Another gate. A long hallway. Another ledger.

The visiting area is a large rectangular room with a smaller cage inside it. Attorneys sit inside the cage and incarcerated people sit outside the cage on stools. It’s noisy. I can hear raised voices, impatient explanations, frustration, anger and resignation piling up like laundry. There is no privacy here; everyone can hear everyone.

I have to wait because women can’t be produced alongside men. One full side of stools has to be empty before my client can be brought out.

Fifteen minutes go by. Thirty minutes. Lawyers leave, looking annoyed and rushed. Clients leave, looking dispirited and broken.

A C.O. asks for the name of my client again, then uses a phone to call some unseen place behind yet another gate.

“Your female just left,” he says, hanging up the phone. “Must have left while you were waiting.

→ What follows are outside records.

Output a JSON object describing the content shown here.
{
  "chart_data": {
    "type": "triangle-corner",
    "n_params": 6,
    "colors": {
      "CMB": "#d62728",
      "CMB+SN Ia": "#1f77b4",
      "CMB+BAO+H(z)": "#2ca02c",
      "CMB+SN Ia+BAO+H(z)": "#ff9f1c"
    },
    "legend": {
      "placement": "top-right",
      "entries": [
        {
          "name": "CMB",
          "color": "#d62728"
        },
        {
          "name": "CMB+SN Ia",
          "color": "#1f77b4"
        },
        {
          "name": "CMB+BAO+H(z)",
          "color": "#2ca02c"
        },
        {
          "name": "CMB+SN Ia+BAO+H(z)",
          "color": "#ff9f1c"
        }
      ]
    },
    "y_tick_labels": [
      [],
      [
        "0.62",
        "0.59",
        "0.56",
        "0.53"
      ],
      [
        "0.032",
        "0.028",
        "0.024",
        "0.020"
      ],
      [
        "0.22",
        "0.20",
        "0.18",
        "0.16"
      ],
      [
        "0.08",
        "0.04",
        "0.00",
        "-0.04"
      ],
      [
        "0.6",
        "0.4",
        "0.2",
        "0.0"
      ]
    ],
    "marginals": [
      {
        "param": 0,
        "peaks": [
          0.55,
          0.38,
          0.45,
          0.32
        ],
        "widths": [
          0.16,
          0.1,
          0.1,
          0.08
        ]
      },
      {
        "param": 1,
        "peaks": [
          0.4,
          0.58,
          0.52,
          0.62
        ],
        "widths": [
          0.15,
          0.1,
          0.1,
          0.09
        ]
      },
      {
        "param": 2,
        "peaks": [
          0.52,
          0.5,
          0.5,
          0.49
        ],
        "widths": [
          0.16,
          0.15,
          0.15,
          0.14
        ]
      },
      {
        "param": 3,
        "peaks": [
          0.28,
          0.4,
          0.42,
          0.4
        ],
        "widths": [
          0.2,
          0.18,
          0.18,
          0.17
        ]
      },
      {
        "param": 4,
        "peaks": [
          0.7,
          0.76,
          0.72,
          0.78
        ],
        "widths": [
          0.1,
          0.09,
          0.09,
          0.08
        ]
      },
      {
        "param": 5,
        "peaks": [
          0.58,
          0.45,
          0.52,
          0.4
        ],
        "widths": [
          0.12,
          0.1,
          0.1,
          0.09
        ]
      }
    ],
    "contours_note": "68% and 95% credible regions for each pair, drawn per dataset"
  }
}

She took the early bus back to Rosie’s.”

I stare at him.

“They do that, you know,” he continues. “They wake them up so early, like 4 a.m., to get on the bus. No one tells them why they’re here. By 2 p.m., they’re given an option to leave, so most do. Why stick around? They’re tired. They’re hungry.”

I keep staring.

It should be easy, visiting my incarcerated client.

Rebecca Boucher is an attorney in New York City. She represents parents who are responding to petitions filed against them in Family Court.